O Michel Jackson, por exemplo, tenho pra mim, que ele só morreu porque tinha voz fina. Provavelmente, ele deve ter atormentado aquele pobre médico a madrugada inteira, repetindo com aquela vozinha: Não consigo dormir, não consigo dormir! Quero mais Demerol, quero mais Demerol! Me dá Demerol, me dá Demerol!
Daí deu no que deu, ninguém agüenta isso. Uma hora a gente mata mesmo. Dá pra entender o estado de saturação do médico, que a certa altura da madrugada pensou: agora você vai ter o que merece, vou te espetar uma overdose de “nunca mais falou pra ele”, mais conhecido como Propofol.
  Se o advogado do médico tivesse embasado sua defesa no argumento do grau de irritabilidade que um homem de voz fina pode causar nas pessoas, eu aposto que o Dr. Conrad Murray seria absolvido por unanimidade.

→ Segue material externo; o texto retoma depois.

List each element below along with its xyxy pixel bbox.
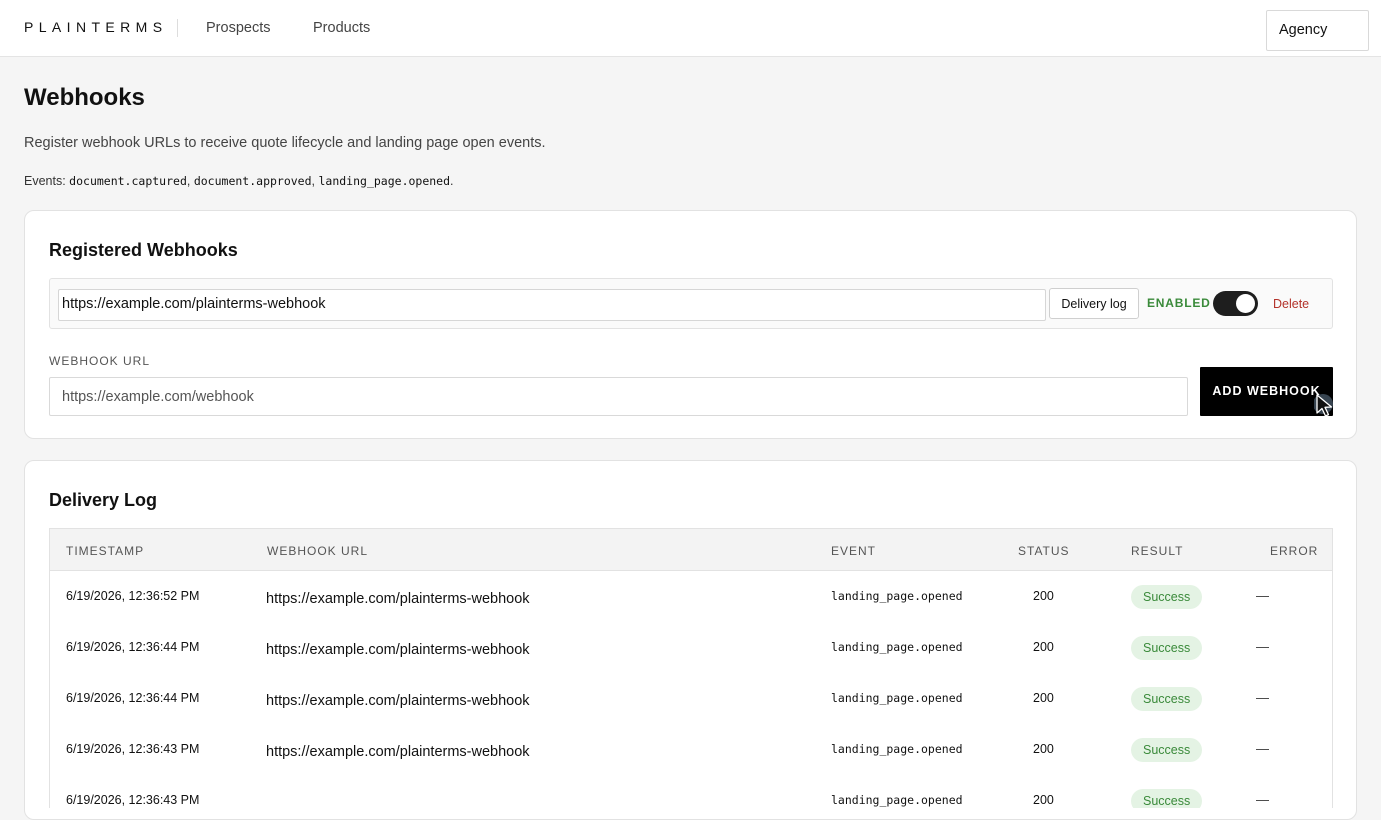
cell-webhook-url: https://example.com/plainterms-webhook: [266, 591, 530, 607]
account-selector[interactable]: Agency: [1266, 10, 1369, 51]
delete-button[interactable]: Delete: [1273, 297, 1309, 311]
delivery-log-button[interactable]: Delivery log: [1049, 288, 1139, 319]
webhook-url-label: WEBHOOK URL: [49, 354, 151, 368]
enabled-status-label: ENABLED: [1147, 296, 1211, 310]
events-list: Events: document.captured, document.appr…: [24, 174, 454, 188]
column-header-error: ERROR: [1270, 544, 1319, 558]
event-code: document.captured: [69, 174, 187, 188]
cell-timestamp: 6/19/2026, 12:36:44 PM: [66, 691, 200, 705]
brand-logo[interactable]: PLAINTERMS: [24, 19, 167, 35]
nav-divider: [177, 19, 178, 37]
table-row: 6/19/2026, 12:36:52 PM https://example.c…: [50, 571, 1332, 623]
result-badge: Success: [1131, 636, 1203, 660]
result-badge: Success: [1131, 687, 1203, 711]
webhook-url-field[interactable]: https://example.com/plainterms-webhook: [58, 289, 1046, 321]
table-row: 6/19/2026, 12:36:43 PM https://example.c…: [50, 724, 1332, 776]
cell-error: —: [1256, 588, 1269, 603]
column-header-result: RESULT: [1131, 544, 1184, 558]
events-prefix: Events:: [24, 174, 66, 188]
cell-status: 200: [1033, 589, 1054, 603]
column-header-webhook-url: WEBHOOK URL: [267, 544, 369, 558]
cell-event: landing_page.opened: [831, 589, 963, 603]
cell-timestamp: 6/19/2026, 12:36:44 PM: [66, 640, 200, 654]
delivery-log-card: Delivery Log TIMESTAMP WEBHOOK URL EVENT…: [24, 460, 1357, 820]
result-badge: Success: [1131, 789, 1203, 808]
webhook-item: https://example.com/plainterms-webhook D…: [49, 278, 1333, 329]
toggle-knob: [1236, 294, 1255, 313]
page-description: Register webhook URLs to receive quote l…: [24, 135, 546, 151]
cell-error: —: [1256, 690, 1269, 705]
cell-error: —: [1256, 639, 1269, 654]
delivery-log-title: Delivery Log: [49, 490, 158, 510]
table-row: 6/19/2026, 12:36:43 PM landing_page.open…: [50, 775, 1332, 808]
result-badge: Success: [1131, 585, 1203, 609]
nav-link-products[interactable]: Products: [313, 20, 370, 36]
registered-webhooks-title: Registered Webhooks: [49, 240, 238, 260]
cell-webhook-url: https://example.com/plainterms-webhook: [266, 744, 530, 760]
nav-link-prospects[interactable]: Prospects: [206, 20, 270, 36]
cell-status: 200: [1033, 691, 1054, 705]
cell-timestamp: 6/19/2026, 12:36:43 PM: [66, 742, 200, 756]
top-nav: PLAINTERMS Prospects Products Agency: [0, 0, 1381, 57]
delivery-log-table: TIMESTAMP WEBHOOK URL EVENT STATUS RESUL…: [49, 528, 1333, 808]
table-header: TIMESTAMP WEBHOOK URL EVENT STATUS RESUL…: [50, 529, 1332, 571]
enabled-toggle[interactable]: [1213, 291, 1258, 316]
cell-timestamp: 6/19/2026, 12:36:52 PM: [66, 589, 200, 603]
event-code: document.approved: [193, 174, 312, 188]
page-title: Webhooks: [24, 84, 145, 111]
column-header-event: EVENT: [831, 544, 877, 558]
cell-event: landing_page.opened: [831, 742, 963, 756]
webhook-url-input[interactable]: https://example.com/webhook: [49, 377, 1188, 416]
table-row: 6/19/2026, 12:36:44 PM https://example.c…: [50, 673, 1332, 725]
cell-event: landing_page.opened: [831, 691, 963, 705]
cell-event: landing_page.opened: [831, 640, 963, 654]
mouse-cursor-icon: [1314, 394, 1333, 417]
column-header-timestamp: TIMESTAMP: [66, 544, 145, 558]
event-code: landing_page.opened: [318, 174, 451, 188]
column-header-status: STATUS: [1018, 544, 1070, 558]
cell-status: 200: [1033, 640, 1054, 654]
cell-webhook-url: https://example.com/plainterms-webhook: [266, 693, 530, 709]
registered-webhooks-card: Registered Webhooks https://example.com/…: [24, 210, 1357, 439]
cell-status: 200: [1033, 742, 1054, 756]
cell-webhook-url: https://example.com/plainterms-webhook: [266, 642, 530, 658]
cell-error: —: [1256, 741, 1269, 756]
result-badge: Success: [1131, 738, 1203, 762]
table-row: 6/19/2026, 12:36:44 PM https://example.c…: [50, 622, 1332, 674]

Mas, graças a Deus, eu não precisei matar o Fausto. Logo, as coisas se ajeitaram, pois meu irmão começou a se interessar por esportes e trocou as manhãs de sábado de jogos de botão por atividades esportivas no clube que ficava bem próximo a nossa casa.
O Fausto teve que se conformar em me vigiar a distância, da varanda de sua casa.
Quanto a Názia, bem, essa continuou fiel e assídua, comparecendo à minha janela todas as manhãs e cuidando para que eu nunca, nunca mesmo, perdesse hora.
Enquanto morei naquela casinha fomos à escola juntas todos os dias e quer saber, eu gostava da companhia dela e às vezes me pego pensando no que será que foi feito de Názia? Como será que ela está hoje? Será que casou e tem filhos?
Nunca mais tive notícias dela ou de Fausto. Espero, sinceramente, que eles estejam bem e felizes, pois, não sei por que, não há como não gostar desses nerds; eles são parte de minha adolescência e embora não pareça, tenho carinho por eles.
Às vezes gosto de fantasiar e imaginar que Fausto e Názia se conheceram durante um “simpósio sobre bullying”. Eles teriam se apaixonado, em função das muitas experiências parecidas que viveram, teriam se casado e estão felizes até hoje vivendo no Mundo Encantado dos Nerds.